There are just no words…

The paper describes the responses of the first 10 patients treated (with a combination of antibiotics and BT).  For the most part, patients were treated with IV BT.  7 of the 10 patients were successfully treated, 2 failed, and 1 had “uninterpretable” results.  A couple of notes of interest:

Patient 2 had bacterial pneumonia.  He was treated with IV BT alone for 8 weeks and was taken off antibiotics.  He had no recurrence of the infection while on BT and was still in the clear 3 months later. The two failures were both cases of bacterial pneumonia, and the patients had “…chronic (>1 year) biofilm-based infections.  We hypothesize that treatment failure may be related to poor biofilm penetration of the phages…” (For those not familiar with the term biofilm, it is a thin, slimy film of bacteria (and potentially other microbes) that adhere to a surface, like the plaque on teeth.  Biofilms are hard to penetrate and treat, and thus, all kinds of pathogens can grow in them.)

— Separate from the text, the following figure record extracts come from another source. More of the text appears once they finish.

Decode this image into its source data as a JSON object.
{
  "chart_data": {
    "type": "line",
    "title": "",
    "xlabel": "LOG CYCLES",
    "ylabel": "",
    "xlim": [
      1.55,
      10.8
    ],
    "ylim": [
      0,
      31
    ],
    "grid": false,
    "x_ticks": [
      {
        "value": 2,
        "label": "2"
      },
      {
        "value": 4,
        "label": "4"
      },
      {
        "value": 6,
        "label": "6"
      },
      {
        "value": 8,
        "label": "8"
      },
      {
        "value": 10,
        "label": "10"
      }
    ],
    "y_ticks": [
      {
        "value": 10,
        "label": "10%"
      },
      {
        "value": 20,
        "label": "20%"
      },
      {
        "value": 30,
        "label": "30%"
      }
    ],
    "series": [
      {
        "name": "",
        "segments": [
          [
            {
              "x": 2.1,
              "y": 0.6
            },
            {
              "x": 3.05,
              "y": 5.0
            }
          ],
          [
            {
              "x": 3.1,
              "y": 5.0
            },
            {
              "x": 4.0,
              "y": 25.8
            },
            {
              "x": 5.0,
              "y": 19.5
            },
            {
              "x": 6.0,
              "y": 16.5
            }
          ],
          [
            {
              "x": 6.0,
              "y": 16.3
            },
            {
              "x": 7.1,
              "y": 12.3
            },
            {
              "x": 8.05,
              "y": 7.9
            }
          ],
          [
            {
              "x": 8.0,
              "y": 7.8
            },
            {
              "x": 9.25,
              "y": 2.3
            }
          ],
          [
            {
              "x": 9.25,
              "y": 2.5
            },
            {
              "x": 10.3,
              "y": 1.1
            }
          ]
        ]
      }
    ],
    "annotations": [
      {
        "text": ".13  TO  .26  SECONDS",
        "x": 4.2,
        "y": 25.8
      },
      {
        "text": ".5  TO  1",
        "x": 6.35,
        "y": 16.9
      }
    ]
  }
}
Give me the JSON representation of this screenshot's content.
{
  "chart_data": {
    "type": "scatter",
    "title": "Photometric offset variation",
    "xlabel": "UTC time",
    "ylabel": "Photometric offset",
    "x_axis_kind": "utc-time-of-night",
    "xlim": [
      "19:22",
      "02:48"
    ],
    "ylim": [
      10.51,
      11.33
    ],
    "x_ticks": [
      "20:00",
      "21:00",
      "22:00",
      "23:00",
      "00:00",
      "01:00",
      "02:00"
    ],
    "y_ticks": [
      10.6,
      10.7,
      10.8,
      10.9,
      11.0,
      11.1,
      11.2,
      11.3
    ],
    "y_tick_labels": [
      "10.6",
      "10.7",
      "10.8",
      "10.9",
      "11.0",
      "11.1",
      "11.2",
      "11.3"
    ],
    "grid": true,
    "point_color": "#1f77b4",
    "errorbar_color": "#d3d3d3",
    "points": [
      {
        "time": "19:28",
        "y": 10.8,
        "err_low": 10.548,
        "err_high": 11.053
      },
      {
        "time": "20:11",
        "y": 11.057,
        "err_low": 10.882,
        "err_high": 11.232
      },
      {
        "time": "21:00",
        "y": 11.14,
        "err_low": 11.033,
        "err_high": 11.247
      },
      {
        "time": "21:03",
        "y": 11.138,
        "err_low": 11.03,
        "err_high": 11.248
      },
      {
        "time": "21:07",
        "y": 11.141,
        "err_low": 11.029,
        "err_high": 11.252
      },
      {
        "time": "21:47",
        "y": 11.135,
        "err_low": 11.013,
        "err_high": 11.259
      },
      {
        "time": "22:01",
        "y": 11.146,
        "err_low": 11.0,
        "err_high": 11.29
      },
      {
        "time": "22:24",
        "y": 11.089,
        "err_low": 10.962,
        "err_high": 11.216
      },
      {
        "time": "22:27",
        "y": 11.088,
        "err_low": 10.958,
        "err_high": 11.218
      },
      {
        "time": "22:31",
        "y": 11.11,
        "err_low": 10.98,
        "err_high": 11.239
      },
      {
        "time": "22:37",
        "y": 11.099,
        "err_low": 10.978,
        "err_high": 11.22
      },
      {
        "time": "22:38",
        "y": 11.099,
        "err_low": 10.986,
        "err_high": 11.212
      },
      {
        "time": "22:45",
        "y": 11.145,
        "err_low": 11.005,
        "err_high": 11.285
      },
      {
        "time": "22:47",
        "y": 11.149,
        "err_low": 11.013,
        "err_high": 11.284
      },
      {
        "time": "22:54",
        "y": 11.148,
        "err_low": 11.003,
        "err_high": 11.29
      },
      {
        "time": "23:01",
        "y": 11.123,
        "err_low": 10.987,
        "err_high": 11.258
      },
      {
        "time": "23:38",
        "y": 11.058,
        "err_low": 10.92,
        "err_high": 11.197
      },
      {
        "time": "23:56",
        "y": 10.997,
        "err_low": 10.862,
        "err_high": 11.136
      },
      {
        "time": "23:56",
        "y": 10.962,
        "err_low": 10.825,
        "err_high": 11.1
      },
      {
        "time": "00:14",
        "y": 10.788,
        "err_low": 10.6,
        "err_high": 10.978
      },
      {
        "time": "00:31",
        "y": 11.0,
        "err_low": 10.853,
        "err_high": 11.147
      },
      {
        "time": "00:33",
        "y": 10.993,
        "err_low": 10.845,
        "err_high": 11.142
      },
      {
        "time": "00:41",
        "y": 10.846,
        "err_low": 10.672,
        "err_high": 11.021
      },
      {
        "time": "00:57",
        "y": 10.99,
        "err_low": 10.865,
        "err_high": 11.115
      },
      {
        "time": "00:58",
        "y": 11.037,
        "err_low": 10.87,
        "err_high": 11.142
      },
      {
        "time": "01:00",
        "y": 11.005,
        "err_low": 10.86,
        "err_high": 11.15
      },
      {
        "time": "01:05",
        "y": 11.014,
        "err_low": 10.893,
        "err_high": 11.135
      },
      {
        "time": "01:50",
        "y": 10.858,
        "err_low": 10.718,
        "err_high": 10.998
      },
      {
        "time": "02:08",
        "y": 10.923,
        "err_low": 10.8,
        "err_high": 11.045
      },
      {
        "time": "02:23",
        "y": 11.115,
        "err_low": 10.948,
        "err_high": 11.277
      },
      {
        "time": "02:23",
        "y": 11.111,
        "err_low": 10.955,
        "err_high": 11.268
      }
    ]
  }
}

The authors conclude by noting that many clinical trials are upcoming all over the world, and that ““…our experience with BT highlights the promise of BT for multiple clinical indications.”   I have long told you that my psychic powers are telling me that phage therapy will someday soon become the new-old thing.  Stay tuned on this one:  I think we’ll see many more clinical trials in the near future.



[ii] Aslam S, Lampley E, Wooten D, Karris M, Benson C, Strathdee S, Schooley RT. Lessons Learned From the First 10 Consecutive Cases of Intravenous Bacteriophage Therapy to Treat Multidrug-Resistant Bacterial Infections at a Single Center in the United States. Open Forum Infect Dis. 2020 Aug 27;7(9):ofaa389. doi: 10.1093/ofid/ofaa389. PMID: 33005701; PMCID: PMC7519779.